Estes fragmentos do poema cadenciam um diálogo de figurantes marcados: a voz do eu lírico -  uma voz imperativa -  ressoa como a  de um pai ou de uma mãe preocupada em  dar algumas ordens à criança, tratada de  meu filho.

Há duas vertentes possíveis de análise, a primeira ordem, pega a tua cartilha, pode estar diretamente ligada à vida escolar, ao cumprimento das obrigações cotidianas da escola, e a segunda, reza a Ave Maria, garante também uma outra tarefa, a religiosa, marcada principalmente por uma obrigação cristã de rezar às seis horas da tarde, exatamente a hora em que a primeira estrela brilha.

Em seguida, a criança, em tom de subordinação, responde, alternando os advérbios mal / bem entre o primeiro e o ultimo verso da segunda estrofe.
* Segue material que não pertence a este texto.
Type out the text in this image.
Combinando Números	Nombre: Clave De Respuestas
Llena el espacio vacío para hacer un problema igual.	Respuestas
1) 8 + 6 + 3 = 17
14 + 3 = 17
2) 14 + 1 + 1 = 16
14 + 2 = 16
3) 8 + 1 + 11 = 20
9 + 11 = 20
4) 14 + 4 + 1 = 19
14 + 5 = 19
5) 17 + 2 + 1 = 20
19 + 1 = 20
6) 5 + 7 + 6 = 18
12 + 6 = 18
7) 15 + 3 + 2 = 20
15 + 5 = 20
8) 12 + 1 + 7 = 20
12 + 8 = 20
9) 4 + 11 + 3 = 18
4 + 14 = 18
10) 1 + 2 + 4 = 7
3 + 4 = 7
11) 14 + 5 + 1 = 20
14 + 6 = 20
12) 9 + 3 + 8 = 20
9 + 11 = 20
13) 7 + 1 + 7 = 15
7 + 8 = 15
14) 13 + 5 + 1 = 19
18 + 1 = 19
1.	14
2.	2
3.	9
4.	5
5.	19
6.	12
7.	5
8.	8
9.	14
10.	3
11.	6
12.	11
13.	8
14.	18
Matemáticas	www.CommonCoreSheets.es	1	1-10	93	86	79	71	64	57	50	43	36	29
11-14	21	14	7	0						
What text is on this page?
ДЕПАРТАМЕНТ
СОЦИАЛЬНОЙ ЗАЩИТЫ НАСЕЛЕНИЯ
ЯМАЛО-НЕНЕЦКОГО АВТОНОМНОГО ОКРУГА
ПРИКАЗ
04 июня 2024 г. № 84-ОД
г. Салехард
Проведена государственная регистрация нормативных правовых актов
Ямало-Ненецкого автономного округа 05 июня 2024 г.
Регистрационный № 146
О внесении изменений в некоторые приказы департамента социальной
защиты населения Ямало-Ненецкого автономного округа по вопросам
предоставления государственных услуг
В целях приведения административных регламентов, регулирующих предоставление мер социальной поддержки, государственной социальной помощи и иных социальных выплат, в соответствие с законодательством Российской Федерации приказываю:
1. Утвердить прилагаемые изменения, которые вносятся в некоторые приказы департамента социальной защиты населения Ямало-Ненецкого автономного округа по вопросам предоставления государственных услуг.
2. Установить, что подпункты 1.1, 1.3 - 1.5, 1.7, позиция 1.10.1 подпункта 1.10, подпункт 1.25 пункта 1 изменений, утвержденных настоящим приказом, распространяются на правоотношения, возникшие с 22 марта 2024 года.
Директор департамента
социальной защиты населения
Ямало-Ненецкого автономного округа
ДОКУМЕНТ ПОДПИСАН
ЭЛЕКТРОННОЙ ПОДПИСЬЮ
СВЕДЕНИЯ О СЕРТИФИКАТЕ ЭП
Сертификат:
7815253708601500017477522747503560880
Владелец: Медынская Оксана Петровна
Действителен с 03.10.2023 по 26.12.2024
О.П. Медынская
Na sua resposta, o trabalho aparece como um marco fundamental e nos remete à idéia de sua produção diária, ressaltando que o dia não foi vazio, foi cheio e, portanto, não houve vadiagem nem ócio.

Parece ser esse o modelo de trabalho que a escola, durante aquele tempo e, para nós, durante mais tempo ainda, utilizou para ensinar poesia para as crianças e jovens, modelo em que a categoria dos enunciados imperativos ( Benveniste , 1976) é constituída pela ação do locutor sobre o ouvinte, no sentido de dar-lhe uma ordem a ser cumprida. Neste caso, pelos verbos no imperativo, em especial.

Embora apareça muito tímido e soçobrando um discurso pessoal da criança, esse discurso imperativo, representado pelos verbos, sobrevive à maneira do dever cumprido, das tarefas de negociação e de cumprimentos dessas tarefas.

Este tipo de ideologia textual, presente, também, nas cartilhas das décadas de 1970 e 1980, inclusive na cartilha Caminho Suave, de Branca Alves de Lima, em que Fábio  não solta balões, ele é um bom menino, demarca uma forma tradicional de se conceber a poesia como um texto clássico e burguês, organizado para a formação de opinião em favor da nova (des) ordem capitalista. Ser um bom menino seria não soltar balões. O bom menino é aquele que atende àquilo que a cartilha reza. 

Já neste outro fragmento do poema Consciência, de Henriqueta Lisboa, (O menino Poeta, 1970), as regras impostas pela linguagem imperativa dão espaço agora para um enunciado mais interativo (Geraldi , 2001).

Fazer pecado é feio
Não quero fazer pecado, eu juro.
Mas se quiser eu faço.

(Zilberman. Regina. A literatura infantil brasileira. RJ, Objetiva, 2005, p. 71)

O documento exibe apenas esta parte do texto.